Monday, September 10, 2012
In marriage we must be ready to face “poorer” and “worse” if the union is to survive and thrive when bad times happen - but are we ready to handle “richer” and “better” when we join to become one flesh? If half of this new entity finds success, whether it be a promotion or new job, recognition for an ability or skill, or anything else how does that affect the relationship? We are called in Romans 12:15-16 to:
Rejoice with those who rejoice, weep with those who weep. Be of the same mind with one another, and do not be haughty.

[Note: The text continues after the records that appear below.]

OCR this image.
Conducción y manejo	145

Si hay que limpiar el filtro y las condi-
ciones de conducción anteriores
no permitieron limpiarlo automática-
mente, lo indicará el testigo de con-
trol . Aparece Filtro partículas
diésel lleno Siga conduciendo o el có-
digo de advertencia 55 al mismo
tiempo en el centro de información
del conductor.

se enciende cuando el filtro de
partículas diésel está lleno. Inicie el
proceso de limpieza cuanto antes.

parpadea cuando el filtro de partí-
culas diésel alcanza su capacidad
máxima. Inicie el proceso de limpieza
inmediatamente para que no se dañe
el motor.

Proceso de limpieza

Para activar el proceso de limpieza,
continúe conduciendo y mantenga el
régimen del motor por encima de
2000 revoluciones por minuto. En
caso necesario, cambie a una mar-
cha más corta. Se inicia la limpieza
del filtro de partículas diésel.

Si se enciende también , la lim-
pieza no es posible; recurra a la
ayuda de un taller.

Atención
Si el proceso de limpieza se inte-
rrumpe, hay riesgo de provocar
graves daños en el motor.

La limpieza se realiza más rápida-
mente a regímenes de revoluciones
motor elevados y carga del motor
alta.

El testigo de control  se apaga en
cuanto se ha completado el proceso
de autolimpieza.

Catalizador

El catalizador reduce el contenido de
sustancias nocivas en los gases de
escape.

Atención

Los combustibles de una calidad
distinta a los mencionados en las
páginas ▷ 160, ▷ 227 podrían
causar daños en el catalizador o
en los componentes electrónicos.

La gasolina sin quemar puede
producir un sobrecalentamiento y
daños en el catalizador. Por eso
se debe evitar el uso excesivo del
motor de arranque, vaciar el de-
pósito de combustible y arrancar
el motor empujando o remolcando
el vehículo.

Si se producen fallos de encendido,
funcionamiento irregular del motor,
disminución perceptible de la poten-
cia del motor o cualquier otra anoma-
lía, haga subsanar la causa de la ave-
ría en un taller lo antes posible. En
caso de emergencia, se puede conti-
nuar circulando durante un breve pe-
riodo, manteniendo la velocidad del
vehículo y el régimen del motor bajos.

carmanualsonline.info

While this verse is aimed at all people in body of Christ, the behavior should certainly start at home. There is no room for jealousy between husband and wife over each other’s success. As one flesh, when one succeeds both do, just as if one hurts, both do. We all should be our spouse’s number one fan, knowing that we share in whatever they accomplish, just as they do with us. To that end we need to support them in their efforts and cheer them on! Ephesians 5:28 - 29 reads in part:
He who loves his own wife loves himself; for no one ever hated his own flesh, but nourishes and cherishes it
Are you cherishing your spouse? Are you nourishing them in their pursuits? Success takes many forms, and each will affect a marriage differently. With more women in the workplace, traditional roles may have to be flexible to accommodate what “better” means. I have a friend whose wife got a job making significantly more than he was. He quit his own job and started a business he could run from home so that he could be with their children during the day. If he tied his worth as a husband to the notion of being the breadwinner, he’d be in trouble. If he loves his kids and his wife however, and is thankful for the opportunities his wife’s success provides to the family, then their chances for a strong, vibrant marriage dramatically increase.
The key is to always place the good of the family and the needs of your spouse above yourself, above your own wants and needs. And, if you are the one on whom the blessing falls remember to share it, acknowledge your spouse’s contributions to your success, and revel in it together. In 1 Corinthians 13 we are told that love is never envious, nor is it boastful.